Together AI's Role in Deployment

MiniMax didn't build the inference stack alone. Together AI provided optimizations to make large-scale deployment efficient. Their infrastructure is tuned to handle the demands of a 1-million-token model, handling memory management and parallelization so that users can actually run MiniMax-M3 without needing a supercomputer. The partnership means the model is ready for production use from the start, not just a research demonstration.

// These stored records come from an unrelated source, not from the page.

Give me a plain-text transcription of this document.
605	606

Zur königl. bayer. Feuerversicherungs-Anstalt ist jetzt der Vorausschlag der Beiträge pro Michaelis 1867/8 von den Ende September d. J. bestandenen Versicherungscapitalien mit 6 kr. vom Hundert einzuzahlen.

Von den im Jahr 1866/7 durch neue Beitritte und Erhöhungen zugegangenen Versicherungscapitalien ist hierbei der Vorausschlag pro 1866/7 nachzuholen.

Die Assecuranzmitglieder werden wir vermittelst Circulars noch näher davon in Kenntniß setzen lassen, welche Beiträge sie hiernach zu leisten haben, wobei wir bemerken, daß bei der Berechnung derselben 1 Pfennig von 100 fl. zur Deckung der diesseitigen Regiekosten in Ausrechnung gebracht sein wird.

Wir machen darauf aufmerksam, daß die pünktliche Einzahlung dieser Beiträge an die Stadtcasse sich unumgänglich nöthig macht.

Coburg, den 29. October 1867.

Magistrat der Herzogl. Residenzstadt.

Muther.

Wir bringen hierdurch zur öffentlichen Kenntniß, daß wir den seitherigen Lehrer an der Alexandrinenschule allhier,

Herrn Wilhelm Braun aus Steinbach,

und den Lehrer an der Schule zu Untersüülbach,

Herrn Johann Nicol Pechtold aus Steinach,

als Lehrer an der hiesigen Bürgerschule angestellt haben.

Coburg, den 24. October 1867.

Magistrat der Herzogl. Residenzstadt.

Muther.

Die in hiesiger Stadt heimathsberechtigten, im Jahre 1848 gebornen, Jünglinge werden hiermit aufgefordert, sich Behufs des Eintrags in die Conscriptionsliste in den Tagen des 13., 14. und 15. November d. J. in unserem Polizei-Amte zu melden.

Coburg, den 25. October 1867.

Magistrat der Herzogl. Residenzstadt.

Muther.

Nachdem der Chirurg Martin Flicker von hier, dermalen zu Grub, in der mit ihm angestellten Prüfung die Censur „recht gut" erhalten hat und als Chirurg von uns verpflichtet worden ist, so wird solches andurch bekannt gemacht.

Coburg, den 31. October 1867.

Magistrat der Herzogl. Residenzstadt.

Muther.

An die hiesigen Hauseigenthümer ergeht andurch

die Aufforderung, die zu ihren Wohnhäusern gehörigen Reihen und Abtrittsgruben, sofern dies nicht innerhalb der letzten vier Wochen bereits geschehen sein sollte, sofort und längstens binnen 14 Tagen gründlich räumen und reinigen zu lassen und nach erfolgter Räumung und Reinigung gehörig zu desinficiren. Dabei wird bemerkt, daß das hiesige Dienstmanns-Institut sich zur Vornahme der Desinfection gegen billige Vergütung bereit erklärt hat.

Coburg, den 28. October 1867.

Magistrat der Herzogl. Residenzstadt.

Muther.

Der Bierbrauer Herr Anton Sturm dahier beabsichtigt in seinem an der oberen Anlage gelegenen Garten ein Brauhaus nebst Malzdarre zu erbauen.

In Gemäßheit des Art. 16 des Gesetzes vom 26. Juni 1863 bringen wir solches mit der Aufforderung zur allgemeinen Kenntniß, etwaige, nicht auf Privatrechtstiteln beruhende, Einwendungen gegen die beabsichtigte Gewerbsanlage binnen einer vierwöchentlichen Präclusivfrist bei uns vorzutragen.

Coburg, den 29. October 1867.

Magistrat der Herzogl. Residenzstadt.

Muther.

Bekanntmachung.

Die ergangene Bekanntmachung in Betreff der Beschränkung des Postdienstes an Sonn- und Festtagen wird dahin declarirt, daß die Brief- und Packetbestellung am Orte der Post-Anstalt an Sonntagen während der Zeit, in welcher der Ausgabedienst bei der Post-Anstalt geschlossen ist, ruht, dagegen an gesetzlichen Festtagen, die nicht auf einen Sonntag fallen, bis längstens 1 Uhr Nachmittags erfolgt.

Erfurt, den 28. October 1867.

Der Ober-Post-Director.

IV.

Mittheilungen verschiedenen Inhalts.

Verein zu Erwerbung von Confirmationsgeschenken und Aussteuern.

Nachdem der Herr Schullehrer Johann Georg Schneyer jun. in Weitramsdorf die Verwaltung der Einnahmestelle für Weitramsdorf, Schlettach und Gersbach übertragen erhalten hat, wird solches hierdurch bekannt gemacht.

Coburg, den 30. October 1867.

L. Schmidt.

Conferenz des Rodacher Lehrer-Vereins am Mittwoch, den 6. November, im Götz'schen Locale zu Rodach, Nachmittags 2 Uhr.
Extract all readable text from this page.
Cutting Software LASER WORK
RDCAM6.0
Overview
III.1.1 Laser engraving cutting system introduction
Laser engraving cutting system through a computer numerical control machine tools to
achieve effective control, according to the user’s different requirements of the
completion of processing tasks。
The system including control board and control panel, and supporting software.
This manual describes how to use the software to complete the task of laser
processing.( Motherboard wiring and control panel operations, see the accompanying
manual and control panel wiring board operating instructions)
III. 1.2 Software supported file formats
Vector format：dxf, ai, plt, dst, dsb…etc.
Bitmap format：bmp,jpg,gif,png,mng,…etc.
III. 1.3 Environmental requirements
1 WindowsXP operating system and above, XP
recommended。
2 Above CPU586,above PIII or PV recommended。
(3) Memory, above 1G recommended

What Multimodality Means for Users

Beyond the long context, MiniMax-M3 also handles multiple modalities — text, images, and likely other formats. That means a user could feed it a long report with charts, diagrams, and written analysis, and get a single coherent response that understands all parts together. The model isn't limited to just text; it can reason across different types of data in the same session, which opens up use cases in design review, medical imaging combined with patient records, or technical documentation that includes screenshots.

MiniMax-M3 is now available through the company's platform and through Together AI's inference service. The model's performance on standard benchmarks hasn't been disclosed yet, but the combination of massive context and multimodality positions it as a contender in the increasingly crowded field of large language models.